Dr. Alfred Sommer ’63, a global leader in public health, to speak at Founders Day

Publication Date

Dr. Alfred Sommer ’63, a global leader in public health whose pioneering work in studying vitamin A deficiency has helped to save millions of children’s lives and eyesight, will deliver the keynote address at Founders Day Thursday, Feb. 27, at 12:45 p.m. in Memorial Chapel.

The event commemorates the 219th anniversary of the College’s charter.

Sommer, whose visit is part of this year’s theme of wellness, will talk on “Health, Genes, Behavior and Environment.”

A prominent ophthalmologist and epidemiologist, Sommer is dean emeritus of the Bloomberg School of Public Health and University Distinguished Service Professor of Epidemiology at Johns Hopkins University.

During a series of studies that began in Indonesia in the mid-1970s, Sommer and his research team discovered that children with vitamin A deficiencies are at a greatly increased risk of death and blindness, particularly in developing countries.

His research showed that the deficiencies could be treated quickly, effectively and for only pennies with oral high-dose vitamin A supplementation, which the World Bank's World Development Report declared one of the most cost-effective of all health interventions.

Today, more than 400 million vitamin A supplements are distributed annually to children around the world, preventing blindness and saving literally thousands of lives each year.

Sommer’s groundbreaking research has won him numerous awards and honors, including the Helmut Horten Medical Research Award, the Warren Alpert Foundation Prize (2003), the Fries Prize for Improving Health, the Helen Keller Foundation Prize for Vision Research and the Albert Lasker Award for Clinical Medical Research, widely considered the American equivalent of the Nobel Prize.

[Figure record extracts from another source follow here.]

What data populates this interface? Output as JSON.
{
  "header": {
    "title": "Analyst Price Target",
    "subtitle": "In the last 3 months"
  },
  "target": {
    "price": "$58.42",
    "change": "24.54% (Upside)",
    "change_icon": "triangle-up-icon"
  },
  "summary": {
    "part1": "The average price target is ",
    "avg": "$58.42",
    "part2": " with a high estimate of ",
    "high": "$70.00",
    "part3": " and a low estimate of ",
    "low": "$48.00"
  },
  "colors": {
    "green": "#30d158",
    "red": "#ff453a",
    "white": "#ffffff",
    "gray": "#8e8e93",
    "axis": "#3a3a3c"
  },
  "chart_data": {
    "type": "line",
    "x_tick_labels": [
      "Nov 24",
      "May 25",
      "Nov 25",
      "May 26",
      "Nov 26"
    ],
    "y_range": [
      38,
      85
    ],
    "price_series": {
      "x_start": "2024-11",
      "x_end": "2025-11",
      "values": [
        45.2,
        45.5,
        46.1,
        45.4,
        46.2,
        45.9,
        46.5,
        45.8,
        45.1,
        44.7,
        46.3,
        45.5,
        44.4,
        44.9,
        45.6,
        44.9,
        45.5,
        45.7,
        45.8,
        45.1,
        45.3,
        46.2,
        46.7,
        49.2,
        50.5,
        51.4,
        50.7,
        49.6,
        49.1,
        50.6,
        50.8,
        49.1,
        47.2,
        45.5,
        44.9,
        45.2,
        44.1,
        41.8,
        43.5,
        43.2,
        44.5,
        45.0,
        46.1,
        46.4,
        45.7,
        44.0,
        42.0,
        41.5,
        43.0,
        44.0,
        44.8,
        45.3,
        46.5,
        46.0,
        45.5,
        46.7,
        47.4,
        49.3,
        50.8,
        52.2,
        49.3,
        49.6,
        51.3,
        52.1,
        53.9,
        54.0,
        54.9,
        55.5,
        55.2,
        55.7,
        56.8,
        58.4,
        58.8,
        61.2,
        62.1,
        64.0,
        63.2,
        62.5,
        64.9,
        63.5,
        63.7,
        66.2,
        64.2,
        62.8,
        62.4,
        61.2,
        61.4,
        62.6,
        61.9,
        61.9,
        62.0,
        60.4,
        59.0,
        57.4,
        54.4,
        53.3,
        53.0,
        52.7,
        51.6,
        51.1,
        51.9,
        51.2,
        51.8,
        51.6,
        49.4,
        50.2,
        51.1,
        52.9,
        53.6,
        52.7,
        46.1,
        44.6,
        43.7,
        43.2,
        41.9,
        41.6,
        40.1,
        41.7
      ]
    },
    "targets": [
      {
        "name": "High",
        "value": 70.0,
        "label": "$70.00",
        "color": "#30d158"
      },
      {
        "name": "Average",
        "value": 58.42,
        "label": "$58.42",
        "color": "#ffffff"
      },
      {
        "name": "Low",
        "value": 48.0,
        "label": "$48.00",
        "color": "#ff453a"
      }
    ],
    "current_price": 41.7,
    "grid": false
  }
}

He was only the second ophthalmologist to receive the Lasker award.

In 2013, he was named a Dan David laureate, an internationally distinguished award administered by Tel Aviv University. Sommer was honored in the future category, which recognized achievement in preventive medicine.

In 2005, a PBS documentary, “Rx for Survival” featured Sommer as a global health champion.

In 2004, the Bloomberg School of Public Health established a $22 million scholarship program, the Sommer Scholars. The programs aims to "recruit the next generation of public health leaders to devise new, effective interventions to improve global health."

Last year, Sommer published his memoir, 10 Lessons in Public Health: Inspiration for Tomorrow’s Leaders.

Also at Founders Day, the College will present the Gideon Hawley Teacher Recognition Award to Christian Talbot, the head of Malvern Preparatory School in Malvern, Pa. Named for the 1809 graduate of Union who was New York state’s first superintendent of public education, the award is given to secondary school teachers who have had a continuing influence on the academic life of Union students.

Talbot was nominated by Jakub Kaczmarzyk ’16. Talbot was an English and art history teacher at Regis High School in New York City when Kaczmarzyk was a student there.

Past Founders Day speakers have included Pulitzer Prize-winning authors Richard Russo and James M. McPherson; Paul LeClerc, retired president and chief executive officer of the New York Public Library and a former professor at Union, and Ira M. Rutkow ’70, a surgeon and author whose writing has focused on the history of American medicine.